The voice talent behind Grand Theft Auto IV’s Niko Bellic is being used to illustrate the pay disparities between the videogame industry and other forms of entertainment.
Michael Hollick, the 35-year-old who gives voice to the game’s protagonist, netted $100,000 over the course of 15 months of work with Rockstar, with no royals or residuals offered.
“Had this been a television program, a film, an album, a radio show or virtually any other sort of traditional recorded performance,” observed The New York Times, “Mr. Hollick and the other actors in the game would have made millions by now. As it stands, they get nothing beyond the standard Screen Actors Guild day rate they were originally paid.”
Hollick said he held no hard feelings against the developer, Rockstar: “Obviously I’m incredibly thankful to Rockstar for the opportunity to be in this game when I was just a nobody, an unknown quantity.”

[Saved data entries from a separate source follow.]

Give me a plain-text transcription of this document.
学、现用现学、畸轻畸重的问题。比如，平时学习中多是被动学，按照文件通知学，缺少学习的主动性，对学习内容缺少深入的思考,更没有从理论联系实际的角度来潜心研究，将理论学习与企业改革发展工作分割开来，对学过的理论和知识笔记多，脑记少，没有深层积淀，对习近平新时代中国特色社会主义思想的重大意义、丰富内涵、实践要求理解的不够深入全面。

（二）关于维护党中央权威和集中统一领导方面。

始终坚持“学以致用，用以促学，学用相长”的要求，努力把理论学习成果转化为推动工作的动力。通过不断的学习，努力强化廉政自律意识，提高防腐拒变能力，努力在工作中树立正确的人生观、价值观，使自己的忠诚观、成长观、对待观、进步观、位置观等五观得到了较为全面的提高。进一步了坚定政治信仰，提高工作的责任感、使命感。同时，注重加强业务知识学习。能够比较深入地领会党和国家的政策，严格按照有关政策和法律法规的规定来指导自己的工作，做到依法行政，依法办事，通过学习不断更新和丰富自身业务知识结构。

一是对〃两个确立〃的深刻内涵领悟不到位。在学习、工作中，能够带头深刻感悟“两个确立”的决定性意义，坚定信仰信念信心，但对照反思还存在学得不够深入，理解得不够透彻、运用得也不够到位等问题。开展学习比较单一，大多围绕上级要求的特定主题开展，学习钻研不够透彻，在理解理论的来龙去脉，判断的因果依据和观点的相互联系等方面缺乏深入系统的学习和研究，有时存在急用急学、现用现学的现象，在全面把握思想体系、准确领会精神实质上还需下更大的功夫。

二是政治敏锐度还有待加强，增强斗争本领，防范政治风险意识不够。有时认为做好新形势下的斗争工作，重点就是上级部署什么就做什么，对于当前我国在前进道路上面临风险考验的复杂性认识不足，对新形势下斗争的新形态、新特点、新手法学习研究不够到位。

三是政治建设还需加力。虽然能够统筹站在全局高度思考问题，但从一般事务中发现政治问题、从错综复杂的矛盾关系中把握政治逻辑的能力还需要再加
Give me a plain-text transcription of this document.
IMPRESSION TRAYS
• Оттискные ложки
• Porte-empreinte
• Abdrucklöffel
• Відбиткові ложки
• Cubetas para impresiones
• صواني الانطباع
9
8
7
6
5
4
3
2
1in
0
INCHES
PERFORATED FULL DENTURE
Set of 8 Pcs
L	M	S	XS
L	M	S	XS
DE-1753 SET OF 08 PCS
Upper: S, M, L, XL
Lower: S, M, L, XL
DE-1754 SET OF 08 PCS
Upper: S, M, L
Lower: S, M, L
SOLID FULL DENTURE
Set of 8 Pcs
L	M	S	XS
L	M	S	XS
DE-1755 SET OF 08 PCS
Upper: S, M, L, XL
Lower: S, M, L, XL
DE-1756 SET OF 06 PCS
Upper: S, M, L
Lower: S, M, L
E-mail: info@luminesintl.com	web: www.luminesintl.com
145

He did, however, point out what he called “gray areas,” such as when his voice was featured as part of internet and TV promos, advertising that had gone partially unmentioned in the contract.
Rockstar did not comment for the article, although the Times found others to deliver a different view:
“What drives video games is not Tracy and Hepburn; what drives it is the conception of the creative director,” said Ezra J. Doner, a former Hollywood executive who represents entertainment companies as a lawyer at Herrick, Feinstein in Brooklyn, N.Y. “The actor whose appearance or voice is used is more analogous to a session music for a band. The session musicians don’t get residuals on the sales of the CD. They get paid a session fee. It’s not like the star quality of Tom Cruise that’s getting people to buy that video game.”